Talks aimed at averting a strike by London Underground workers have ended without agreement and a 48-hour walkout will go ahead from 9pm.
Leaders of the Rail, Maritime and Transport (RMT) union held a last-ditch meeting with London Underground (LU) at the offices of the conciliation service Acas to resolve a row over ticket office closures.
But the talks lasted only a couple of hours and broke up with no sign of a breakthrough.
The union said it had put forward proposals which it believed could have led to the industrial action being suspended.
London mayor Boris Johnson attacked the union and described the strike as "pointless".
RMT acting general secretary Mick Cash said: "London Underground have dug themselves into an entrenched position and have refused to move one inch from their stance of closing every ticket office, in breach of the agreement reached previously through Acas which enabled us to suspend the previous round of action.
"Despite the spin from LU, nothing that they are proposing is about 'modernisation'. The current plans, closing every ticket office and axing nearly a thousand safety-critical jobs, is solely about massive austerity cuts driven centrally by David Cameron and his Government and implemented by mayor Boris Johnson.
"RMT could have recommended the suspension of this strike action if LU had responded positively to our proposal to halt the implementation of these savage cuts, stopping the dire impact they would have the length and breadth of London Underground."

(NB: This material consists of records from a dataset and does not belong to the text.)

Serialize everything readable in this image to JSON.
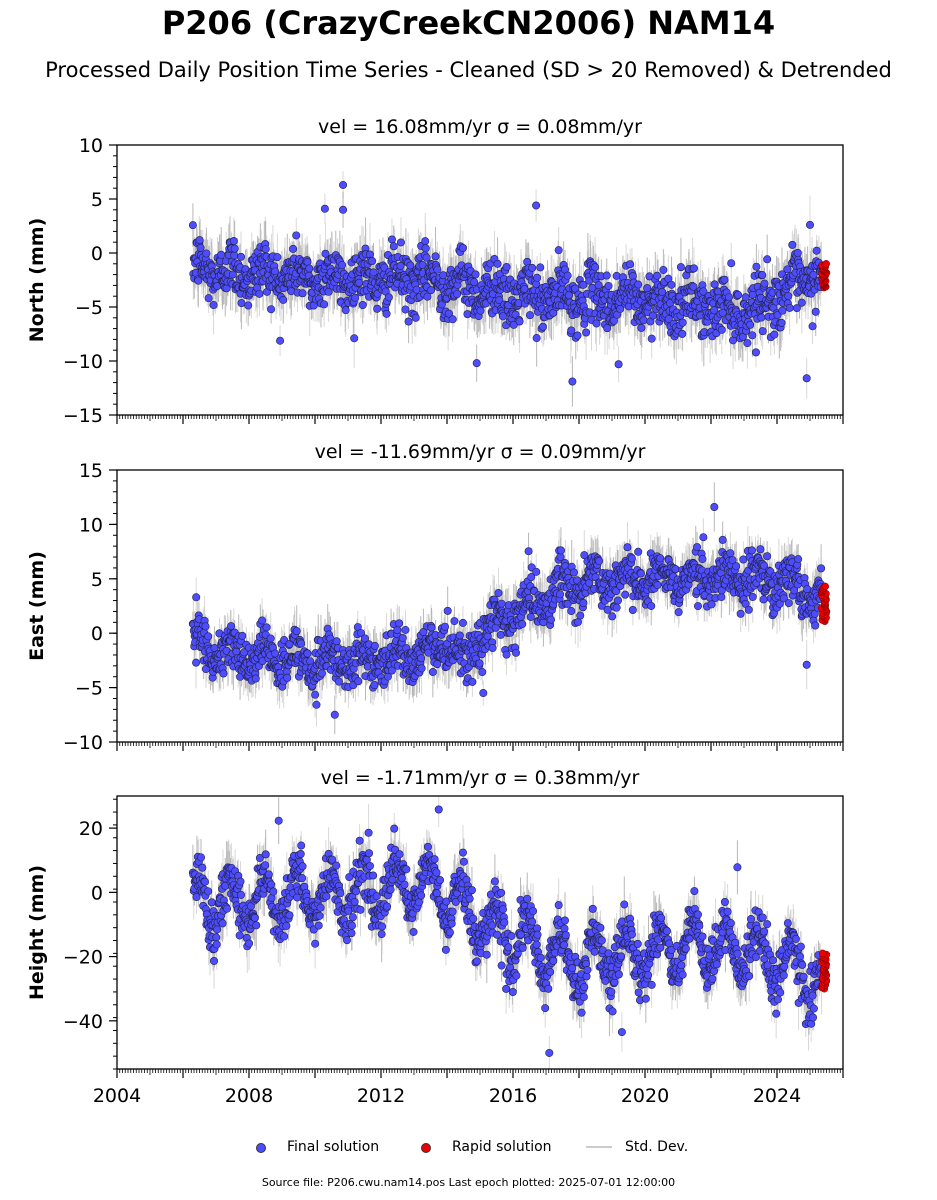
{
  "title": "P206 (CrazyCreekCN2006) NAM14",
  "subtitle": "Processed Daily Position Time Series - Cleaned (SD > 20 Removed) & Detrended",
  "legend": {
    "final": "Final solution",
    "rapid": "Rapid solution",
    "std": "Std. Dev."
  },
  "footer": "Source file: P206.cwu.nam14.pos  Last epoch plotted: 2025-07-01 12:00:00",
  "colors": {
    "final": "#4d4dff",
    "rapid": "#ee0000",
    "std": "#c8c8c8",
    "edge": "#222244"
  },
  "chart_data": [
    {
      "type": "scatter",
      "title": "vel = 16.08mm/yr   σ = 0.08mm/yr",
      "ylabel": "North (mm)",
      "xlim": [
        2004,
        2026
      ],
      "ylim": [
        -15,
        10
      ],
      "yticks": [
        -15,
        -10,
        -5,
        0,
        5,
        10
      ],
      "xticks": [
        2004,
        2008,
        2012,
        2016,
        2020,
        2024
      ],
      "series": [
        {
          "name": "Final solution",
          "x_range": [
            2006.3,
            2025.35
          ],
          "trend": [
            [
              2006.3,
              -1.5
            ],
            [
              2010,
              -2.3
            ],
            [
              2014,
              -2.6
            ],
            [
              2016,
              -4.0
            ],
            [
              2020,
              -4.3
            ],
            [
              2023,
              -5.4
            ],
            [
              2025.3,
              -2.0
            ]
          ],
          "annual_amplitude": 0.8,
          "scatter_sd": 1.3,
          "outliers": [
            [
              2010.85,
              6.3
            ],
            [
              2010.85,
              4.0
            ],
            [
              2010.3,
              4.1
            ],
            [
              2016.7,
              4.4
            ],
            [
              2017.8,
              -11.9
            ],
            [
              2024.9,
              -11.6
            ],
            [
              2025.0,
              2.6
            ],
            [
              2014.9,
              -10.2
            ],
            [
              2019.2,
              -10.3
            ]
          ]
        },
        {
          "name": "Rapid solution",
          "x_range": [
            2025.35,
            2025.5
          ],
          "y_range": [
            -3.2,
            -1.0
          ]
        }
      ]
    },
    {
      "type": "scatter",
      "title": "vel = -11.69mm/yr   σ = 0.09mm/yr",
      "ylabel": "East (mm)",
      "xlim": [
        2004,
        2026
      ],
      "ylim": [
        -10,
        15
      ],
      "yticks": [
        -10,
        -5,
        0,
        5,
        10,
        15
      ],
      "xticks": [
        2004,
        2008,
        2012,
        2016,
        2020,
        2024
      ],
      "series": [
        {
          "name": "Final solution",
          "x_range": [
            2006.3,
            2025.35
          ],
          "trend": [
            [
              2006.3,
              -1.0
            ],
            [
              2008,
              -2.0
            ],
            [
              2010,
              -2.7
            ],
            [
              2012,
              -2.5
            ],
            [
              2014,
              -1.3
            ],
            [
              2014.6,
              -3.0
            ],
            [
              2015,
              0.0
            ],
            [
              2016,
              1.5
            ],
            [
              2017.5,
              4.2
            ],
            [
              2020,
              5.2
            ],
            [
              2024,
              5.0
            ],
            [
              2025.3,
              3.0
            ]
          ],
          "annual_amplitude": 1.0,
          "scatter_sd": 1.1,
          "outliers": [
            [
              2024.9,
              -2.9
            ],
            [
              2022.1,
              11.6
            ],
            [
              2006.4,
              3.3
            ],
            [
              2015.1,
              -5.5
            ],
            [
              2010.6,
              -7.5
            ]
          ]
        },
        {
          "name": "Rapid solution",
          "x_range": [
            2025.35,
            2025.5
          ],
          "y_range": [
            1.1,
            4.3
          ]
        }
      ]
    },
    {
      "type": "scatter",
      "title": "vel = -1.71mm/yr   σ = 0.38mm/yr",
      "ylabel": "Height (mm)",
      "xlim": [
        2004,
        2026
      ],
      "ylim": [
        -55,
        30
      ],
      "yticks": [
        -40,
        -20,
        0,
        20
      ],
      "xticks": [
        2004,
        2008,
        2012,
        2016,
        2020,
        2024
      ],
      "series": [
        {
          "name": "Final solution",
          "x_range": [
            2006.3,
            2025.35
          ],
          "trend": [
            [
              2006.3,
              -3.0
            ],
            [
              2010,
              -1.0
            ],
            [
              2013.5,
              2.0
            ],
            [
              2014.5,
              -5.0
            ],
            [
              2016,
              -15.0
            ],
            [
              2018,
              -22.0
            ],
            [
              2020,
              -18.0
            ],
            [
              2023,
              -17.0
            ],
            [
              2025.3,
              -27.0
            ]
          ],
          "annual_amplitude": 8.0,
          "scatter_sd": 4.0,
          "outliers": [
            [
              2013.75,
              25.8
            ],
            [
              2008.9,
              22.3
            ],
            [
              2017.1,
              -50.0
            ],
            [
              2019.3,
              -43.5
            ],
            [
              2022.8,
              7.8
            ]
          ]
        },
        {
          "name": "Rapid solution",
          "x_range": [
            2025.35,
            2025.5
          ],
          "y_range": [
            -30.0,
            -19.0
          ]
        }
      ]
    }
  ],
  "xtick_labels": [
    "2004",
    "2008",
    "2012",
    "2016",
    "2020",
    "2024"
  ]
}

An Acas spokesman said: "The meeting between RMT and London Underground this morning has now finished. Our services remain available to the parties and we will continue to maintain close contact with the parties."
A three-day strike is planned for next week.

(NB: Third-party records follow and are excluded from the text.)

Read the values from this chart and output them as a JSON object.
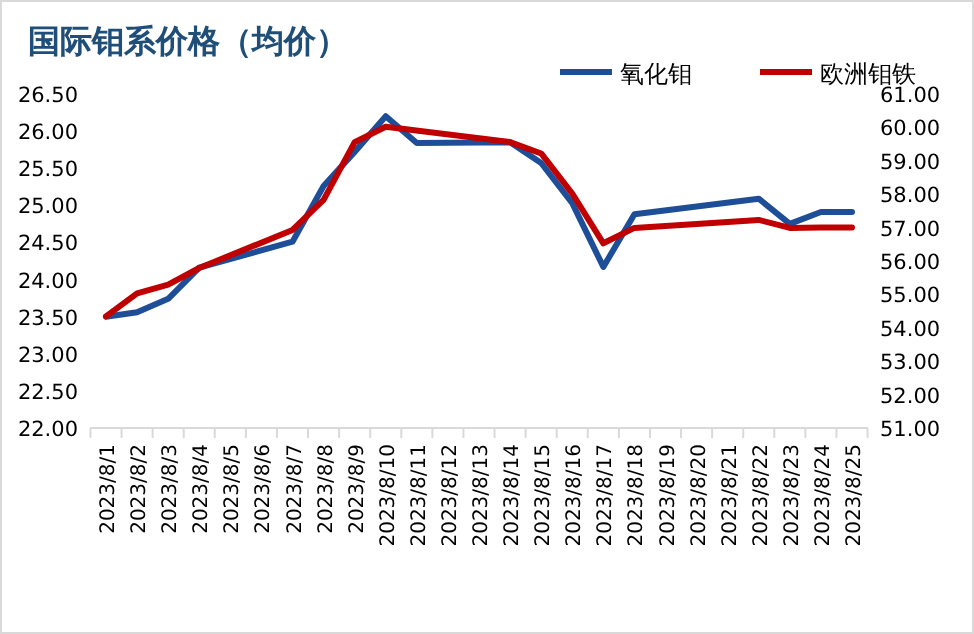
{
  "chart_data": {
    "type": "line",
    "title": "国际钼系价格（均价）",
    "categories": [
      "2023/8/1",
      "2023/8/2",
      "2023/8/3",
      "2023/8/4",
      "2023/8/5",
      "2023/8/6",
      "2023/8/7",
      "2023/8/8",
      "2023/8/9",
      "2023/8/10",
      "2023/8/11",
      "2023/8/12",
      "2023/8/13",
      "2023/8/14",
      "2023/8/15",
      "2023/8/16",
      "2023/8/17",
      "2023/8/18",
      "2023/8/19",
      "2023/8/20",
      "2023/8/21",
      "2023/8/22",
      "2023/8/23",
      "2023/8/24",
      "2023/8/25"
    ],
    "series": [
      {
        "name": "氧化钼",
        "color": "#1f4e99",
        "values": [
          23.5,
          23.56,
          23.74,
          24.16,
          null,
          null,
          24.51,
          25.26,
          25.72,
          26.2,
          25.84,
          null,
          null,
          25.85,
          25.57,
          25.03,
          24.17,
          24.88,
          null,
          null,
          null,
          25.09,
          24.75,
          24.91,
          24.91
        ]
      },
      {
        "name": "欧洲钼铁",
        "color": "#c00000",
        "axis": "y2",
        "values": [
          54.34,
          55.03,
          55.29,
          55.79,
          null,
          null,
          56.93,
          57.83,
          59.56,
          60.02,
          null,
          null,
          null,
          59.56,
          59.22,
          58.02,
          56.53,
          56.99,
          null,
          null,
          null,
          57.23,
          56.99,
          57.0,
          57.0
        ]
      }
    ],
    "ylim": [
      22,
      26.5
    ],
    "yticks": [
      {
        "value": 22,
        "label": "22.00"
      },
      {
        "value": 22.5,
        "label": "22.50"
      },
      {
        "value": 23,
        "label": "23.00"
      },
      {
        "value": 23.5,
        "label": "23.50"
      },
      {
        "value": 24,
        "label": "24.00"
      },
      {
        "value": 24.5,
        "label": "24.50"
      },
      {
        "value": 25,
        "label": "25.00"
      },
      {
        "value": 25.5,
        "label": "25.50"
      },
      {
        "value": 26,
        "label": "26.00"
      },
      {
        "value": 26.5,
        "label": "26.50"
      }
    ],
    "y2lim": [
      51,
      61
    ],
    "y2ticks": [
      {
        "value": 51,
        "label": "51.00"
      },
      {
        "value": 52,
        "label": "52.00"
      },
      {
        "value": 53,
        "label": "53.00"
      },
      {
        "value": 54,
        "label": "54.00"
      },
      {
        "value": 55,
        "label": "55.00"
      },
      {
        "value": 56,
        "label": "56.00"
      },
      {
        "value": 57,
        "label": "57.00"
      },
      {
        "value": 58,
        "label": "58.00"
      },
      {
        "value": 59,
        "label": "59.00"
      },
      {
        "value": 60,
        "label": "60.00"
      },
      {
        "value": 61,
        "label": "61.00"
      }
    ],
    "legend": "top right",
    "grid": false,
    "marker": "none",
    "line_style": "solid"
  }
}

Mr Johnson said: "I urge the RMT to call off this pointless strike and get back round the table with London Underground and the three other unions who've chosen not to strike.
"It seems the RMT leadership is set against modernisation and has no fresh ideas of its own.
"More than 600 people have asked for voluntary redundancy and yet, without consulting any of their own members, the RMT is suddenly insisting that London Underground halt this process.
"Despite dozens of meetings over several months, the RMT chose only on Friday to make fresh demands. It seems they are more interested in fighting over the leadership of the RMT than the interests of their members.
"Commuters and businesses will suffer because a few narrow-minded union barons are currently flexing their muscles in a fight for the leadership of a union where just 30% of members support a strike."
LU warned there will be disruption to services from this evening, with Tubes starting later and finishing earlier than normal tomorrow and Thursday.
Buses and other transport services will be busier than normal.
Tube services are unlikely to serve the area around Arsenal, where a Premier League football match is being held this evening.
Phil Hufton, London Underground's chief operating officer, said: "Our plans will radically improve the service we offer Tube customers in future. The whole Tube station will effectively become a personalised customer service centre, with more staff visible and available to help customers buy the right ticket, plan their journeys and get assistance.
"Over the past eight weeks, we have met with trades unions on more than 40 separate occasions.
"We have listened to their concerns and made changes as a result. We've provided guarantees that not a single member of staff will be forced to leave LU, that no supervisors must 'apply for their own job' and we are seeking ways to ensure that no member of staff sees their pay cut as a result of these changes.
"Given these commitments and guarantees, Londoners will rightly be asking why the RMT is threatening five days of strikes.
"All it will achieve is disruption to Londoners and a loss of pay for all those staff who take part. My message to the RMT leadership is it's not too late to call off this unnecessary strike and continue to work with us to help shape the future of the Tube.
"We will be working hard to keep London moving and open for business."
Mike Brown, managing director of London Underground, said: "The RMT leadership appear to remain implacably opposed to the modernisation of the Tube that will radically improve customer service and help us keep fares down.
"For example, at our busiest stations, there will be nearly a third more staff visible and available to provide, on a permanent basis, the face-to-face customer service we offered during the London 2012 Games. Visitors to London and people with disabilities will be better looked after than ever before.
"Safety and security will never be compromised. Safety is not controlled from ticket offices but by station supervisors and dedicated control rooms. This will continue.
"Fairness to our staff is also guaranteed. There will be no compulsory redundancies, there is a job for all staff wanting to remain with us and no one will lose pay as a result of change.
"We have also made significant changes to our original proposals after listening to staff and unions in over 40 meetings, including agreeing that supervisors will not need to 'reapply for their jobs'.
"However, the RMT leadership continues to say 'no' to everything. And they also appear in the context of these changes to be opposed to giving our staff the option of voluntary redundancy. They are simply making it up as they go along.
"Only the RMT leadership know the real motivations behind their actions, but it is infuriating that London's commuters and businesses are the ones who are being forced to pay the price with five days of utterly pointless and disruptive strikes. They should call it off.
"We have asked all the trade unions to continue talking to us this week and we hope that they continue to do so."